Figure 4 shows the Raman spectroscopy of dispersed MWCNTs in different organic solvents. The Raman spectra of untreated MWCNTs are compared to those of dispersed MWCNTs in different organic solvents to evaluate the separation of nanotube bundles. The Raman spectroscopy of untreated MWCNTs (Figure 4(s)) has shown two typical bands at ~1585 and ~1346 cm−1 which clearly indicate plane vibration of C-C bond (G band) and disorder band (D band), respectively. Both D band and G band of treated MWCNTs (Figure 4((a), (b), (c), and (d))) have been shifted towards higher wavenumber, which indicates debundling of the tubes [26]. The ratio between D and G band has not been changed, which also indicates that the tube diameter has not been changed in hydrothermal reaction. Among all the solutions, the debundling and dispersion of MWCNTs in dichloromethane are more with higher wavenumber shifting from 1346 to 1354 cm−1 and 1585 to 1594 cm−1, of D and G bands, respectively. The Raman spectroscopy studies are also suited with the other characterization like TEM, UV-vis spectroscopy, and DLS.

Figure 4: Raman spectroscopy of dispersed MWCNTs in (s) standard MWCNTs, (a) dichloromethane, (b) ethanol, (c) isopropyl alcohol, and (d) hexane.

4. Conclusion

Dispersion of MWCNTs in organic solvents is more applicable and necessary in the science field. The attentiveness of dispersion of MWCNTs in hydrothermal technique is a pleasant task. Different solvents have shown different properties under their supercritical condition. The solvents become fluid and have greater diffusivity in MWCNTs with mass transformations at supercritical condition under hydrothermal reaction. But the properties like diffusivity and mass transformation are not possible at room temperature or at ordinary conditions. Therefore, the choice of the dispersion of MWCNTs in hydrothermal reaction of solvents in supercritical condition shows good results.

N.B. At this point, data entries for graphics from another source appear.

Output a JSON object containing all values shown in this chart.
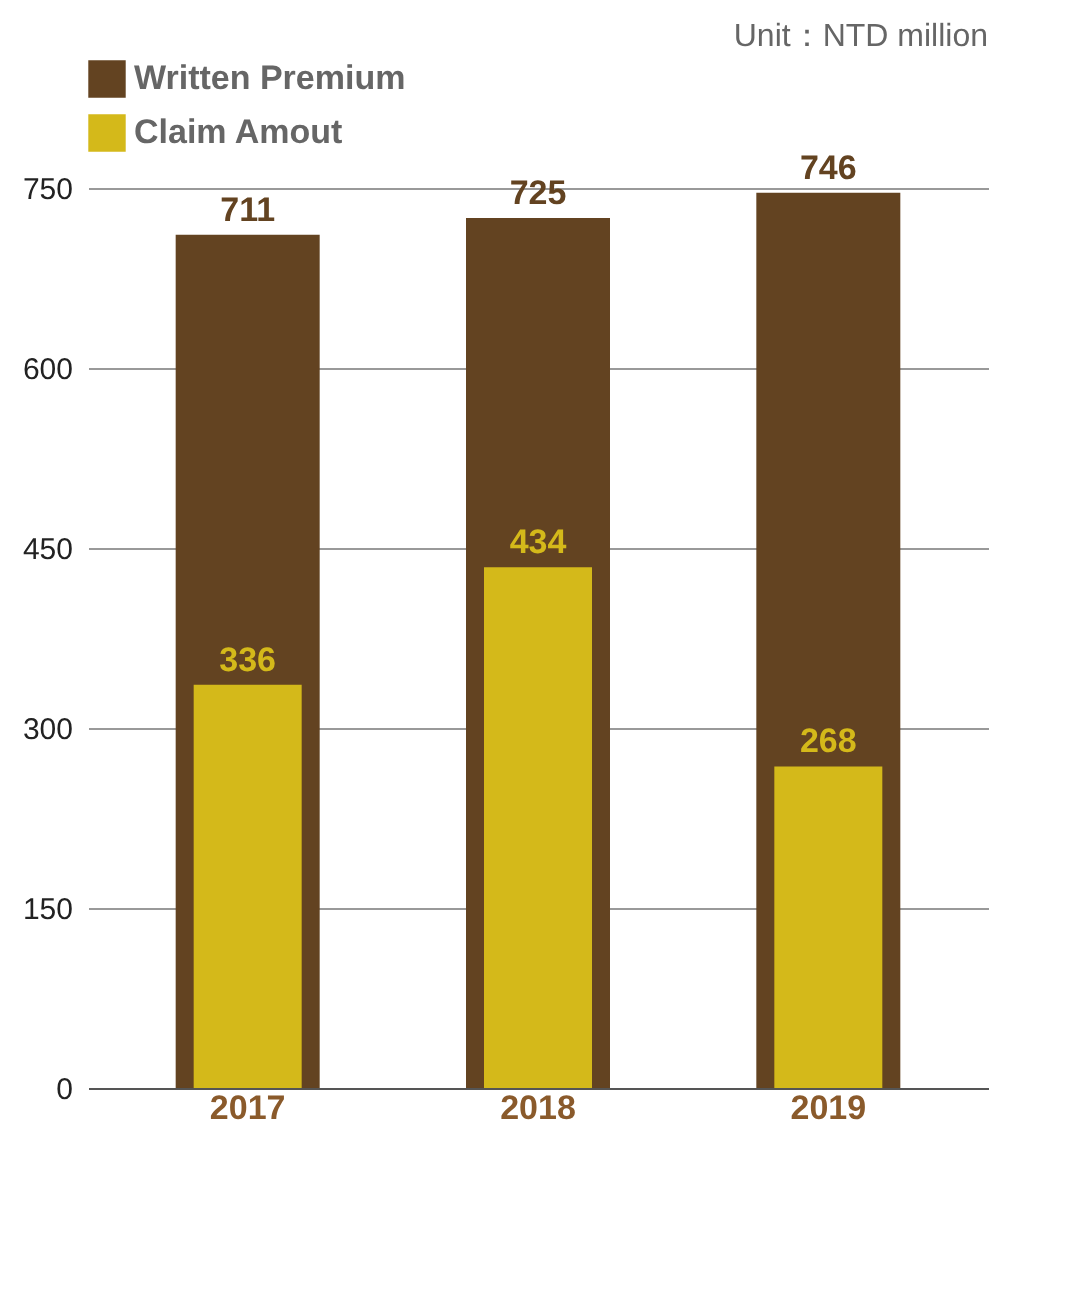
{
  "chart_data": {
    "type": "bar",
    "categories": [
      "2017",
      "2018",
      "2019"
    ],
    "series": [
      {
        "name": "Written Premium",
        "color": "#634321",
        "values": [
          711,
          725,
          746
        ]
      },
      {
        "name": "Claim Amout",
        "color": "#d4b91a",
        "values": [
          336,
          434,
          268
        ]
      }
    ],
    "ylim": [
      0,
      750
    ],
    "yticks": [
      0,
      150,
      300,
      450,
      600,
      750
    ],
    "grid": "y",
    "legend": "top left",
    "data_labels": true,
    "annotations": [
      "Unit：NTD million"
    ]
  }
}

The UV-vis region at wavelength 200 to 1200 nm absorption reveals that the MWCNTS are present as individual and not bundled MWCNTs. The raw MWCNTs and supernatant solutions of centrifuged MWCNTs absorbance indicate the stability of dispersed solutions. DLS study reveals the particle size of MWCNTs and the average sizes of dispersed MWCNTs have clearly explained the very small particle sizes which signify the good dispersion with the support of absolute zeta potential value. The morphological analysis of MWCNTs using TEM is a significant method, but the small quantity of sample during analysis indicates the necessity of a number of images per sample. In the present study, TEM analysis of MWCNTS dispersed in different solutions shows sizes of 5 to 50 nm diameter. All the above characterization techniques were correlated with the Raman analysis of hydrothermally dispersed MWCNTs; Raman spectroscopy revealed debundling by shifting of G and D band and also the MWCNTs diameter has not been changed.

Conflict of Interests

The authors declare that there is no conflict of interests regarding the publication of this paper.


The authors are grateful to acknowledge the UGC, New Delhi, for supporting this research work under Centre with Potential for Excellence in Particular Area (CPEPA) and University with Potential for Excellence (UPE) for the funding of this research program.